I am concerned that with more and more of these policies, and others that are already not working in a positive way, especially those regulating the commuter omnibuses, the public will continue to be exposed to more problems. Already, as a woman I find the implementation of the current policies more problematic and dangerous to fellow sisters and brothers who sell their wares in the streets, the Girls High pupil’s fatal accident, the Mbudzi incident in which a fellow sister lost a life and her baby’s life after an altercation with a commuter omnibus conductor is a testimony of how problematic and dangerous the current policy regime is to women and girls.

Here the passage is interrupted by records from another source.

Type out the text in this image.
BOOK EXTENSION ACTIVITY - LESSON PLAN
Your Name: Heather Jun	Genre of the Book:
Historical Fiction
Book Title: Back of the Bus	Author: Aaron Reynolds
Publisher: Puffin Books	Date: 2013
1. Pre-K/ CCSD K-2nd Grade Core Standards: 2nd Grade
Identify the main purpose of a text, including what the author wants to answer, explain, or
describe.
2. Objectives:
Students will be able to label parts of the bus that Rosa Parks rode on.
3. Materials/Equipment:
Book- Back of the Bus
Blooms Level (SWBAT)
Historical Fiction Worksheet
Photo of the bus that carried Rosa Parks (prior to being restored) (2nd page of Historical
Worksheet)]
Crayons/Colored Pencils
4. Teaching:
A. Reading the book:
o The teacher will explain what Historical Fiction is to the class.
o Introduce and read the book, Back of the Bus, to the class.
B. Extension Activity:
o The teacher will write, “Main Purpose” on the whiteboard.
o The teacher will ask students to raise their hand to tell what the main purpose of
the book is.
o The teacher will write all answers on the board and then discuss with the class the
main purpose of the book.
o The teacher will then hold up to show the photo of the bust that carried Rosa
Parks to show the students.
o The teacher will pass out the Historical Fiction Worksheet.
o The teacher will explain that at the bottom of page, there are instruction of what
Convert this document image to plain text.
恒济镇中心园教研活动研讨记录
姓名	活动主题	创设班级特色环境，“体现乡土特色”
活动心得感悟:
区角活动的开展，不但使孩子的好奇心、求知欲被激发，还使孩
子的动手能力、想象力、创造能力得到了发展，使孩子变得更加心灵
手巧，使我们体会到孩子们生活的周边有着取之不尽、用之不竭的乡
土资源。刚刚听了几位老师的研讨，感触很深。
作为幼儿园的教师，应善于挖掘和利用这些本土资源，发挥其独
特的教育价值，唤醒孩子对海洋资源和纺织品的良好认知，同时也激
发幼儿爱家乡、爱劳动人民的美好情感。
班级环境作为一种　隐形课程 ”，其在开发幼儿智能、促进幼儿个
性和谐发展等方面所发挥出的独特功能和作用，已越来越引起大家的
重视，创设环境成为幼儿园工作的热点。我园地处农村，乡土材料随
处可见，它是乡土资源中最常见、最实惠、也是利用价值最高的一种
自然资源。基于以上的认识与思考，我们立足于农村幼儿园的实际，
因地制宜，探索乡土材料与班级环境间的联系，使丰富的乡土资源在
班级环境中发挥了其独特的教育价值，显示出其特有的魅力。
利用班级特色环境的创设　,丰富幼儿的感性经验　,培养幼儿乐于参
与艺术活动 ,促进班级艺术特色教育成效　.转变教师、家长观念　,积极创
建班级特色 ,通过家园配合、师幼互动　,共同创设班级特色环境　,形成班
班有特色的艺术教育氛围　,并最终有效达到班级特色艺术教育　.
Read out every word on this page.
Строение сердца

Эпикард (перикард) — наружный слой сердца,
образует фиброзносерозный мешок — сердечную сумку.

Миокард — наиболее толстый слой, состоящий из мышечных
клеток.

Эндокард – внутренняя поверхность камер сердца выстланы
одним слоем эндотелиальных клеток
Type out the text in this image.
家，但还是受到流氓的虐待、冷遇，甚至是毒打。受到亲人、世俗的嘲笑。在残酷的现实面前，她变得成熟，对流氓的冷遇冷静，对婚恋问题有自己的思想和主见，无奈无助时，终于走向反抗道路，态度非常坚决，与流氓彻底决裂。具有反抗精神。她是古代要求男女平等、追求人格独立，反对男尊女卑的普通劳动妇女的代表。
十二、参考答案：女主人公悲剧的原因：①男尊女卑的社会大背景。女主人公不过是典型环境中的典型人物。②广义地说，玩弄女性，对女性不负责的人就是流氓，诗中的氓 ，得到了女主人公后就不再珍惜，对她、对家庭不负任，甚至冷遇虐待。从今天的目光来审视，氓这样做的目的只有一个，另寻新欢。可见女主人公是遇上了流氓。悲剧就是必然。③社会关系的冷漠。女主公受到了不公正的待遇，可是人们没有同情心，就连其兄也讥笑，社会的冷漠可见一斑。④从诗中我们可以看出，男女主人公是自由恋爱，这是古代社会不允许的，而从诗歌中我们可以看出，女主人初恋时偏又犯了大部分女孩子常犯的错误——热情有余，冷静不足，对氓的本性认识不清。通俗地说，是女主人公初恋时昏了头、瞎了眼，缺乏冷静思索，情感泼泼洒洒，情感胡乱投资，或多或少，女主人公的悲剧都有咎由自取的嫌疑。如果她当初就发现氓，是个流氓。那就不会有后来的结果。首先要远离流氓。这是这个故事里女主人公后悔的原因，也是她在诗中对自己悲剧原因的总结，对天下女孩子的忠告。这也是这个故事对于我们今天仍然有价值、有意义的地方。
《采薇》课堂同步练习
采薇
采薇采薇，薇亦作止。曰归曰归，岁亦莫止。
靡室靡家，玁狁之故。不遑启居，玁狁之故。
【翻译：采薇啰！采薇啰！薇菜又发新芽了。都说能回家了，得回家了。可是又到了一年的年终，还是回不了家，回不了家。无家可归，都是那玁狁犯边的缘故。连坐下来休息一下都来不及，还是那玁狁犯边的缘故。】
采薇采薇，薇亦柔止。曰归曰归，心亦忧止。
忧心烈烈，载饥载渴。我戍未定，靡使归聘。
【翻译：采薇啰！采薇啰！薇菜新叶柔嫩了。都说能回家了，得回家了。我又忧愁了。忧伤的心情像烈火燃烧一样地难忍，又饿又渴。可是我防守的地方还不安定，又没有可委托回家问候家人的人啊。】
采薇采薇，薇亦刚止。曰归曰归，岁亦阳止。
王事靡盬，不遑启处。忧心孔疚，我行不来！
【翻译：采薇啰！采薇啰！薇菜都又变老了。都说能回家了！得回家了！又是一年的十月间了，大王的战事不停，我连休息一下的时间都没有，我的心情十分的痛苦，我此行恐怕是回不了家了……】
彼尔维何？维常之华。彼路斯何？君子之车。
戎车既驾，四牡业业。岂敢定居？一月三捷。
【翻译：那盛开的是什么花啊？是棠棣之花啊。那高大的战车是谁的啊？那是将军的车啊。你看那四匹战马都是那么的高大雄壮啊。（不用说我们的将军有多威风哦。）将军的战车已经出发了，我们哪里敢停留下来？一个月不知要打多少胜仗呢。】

We need public policies yes, but our policy makers need to be serious and sincere about the policies they formulate and how they formulate them. One is forced to think that currently they nicodemously formulate the policies by themselves, during the night and force them into implementation at the expense of citizens’ voice while also worsening the situation of women and the poor. One of our constitutional right as citizens of Zimbabwe is to contribute and inform our policies, but it seems the policy consultation door is not open. However to our dear policy makers, be reminded that if you are no longer in touch with our daily lives at Copa Cabana, 4th Street, Market Square, our lives in the high density suburbs, our lives in the highways of this country, in the rural and remote communities, including the resettlement areas where we have relocated to, we are always keen to be consulted before we wake up to the headlines of policies that create more problems for us than solve our already burdensome ones.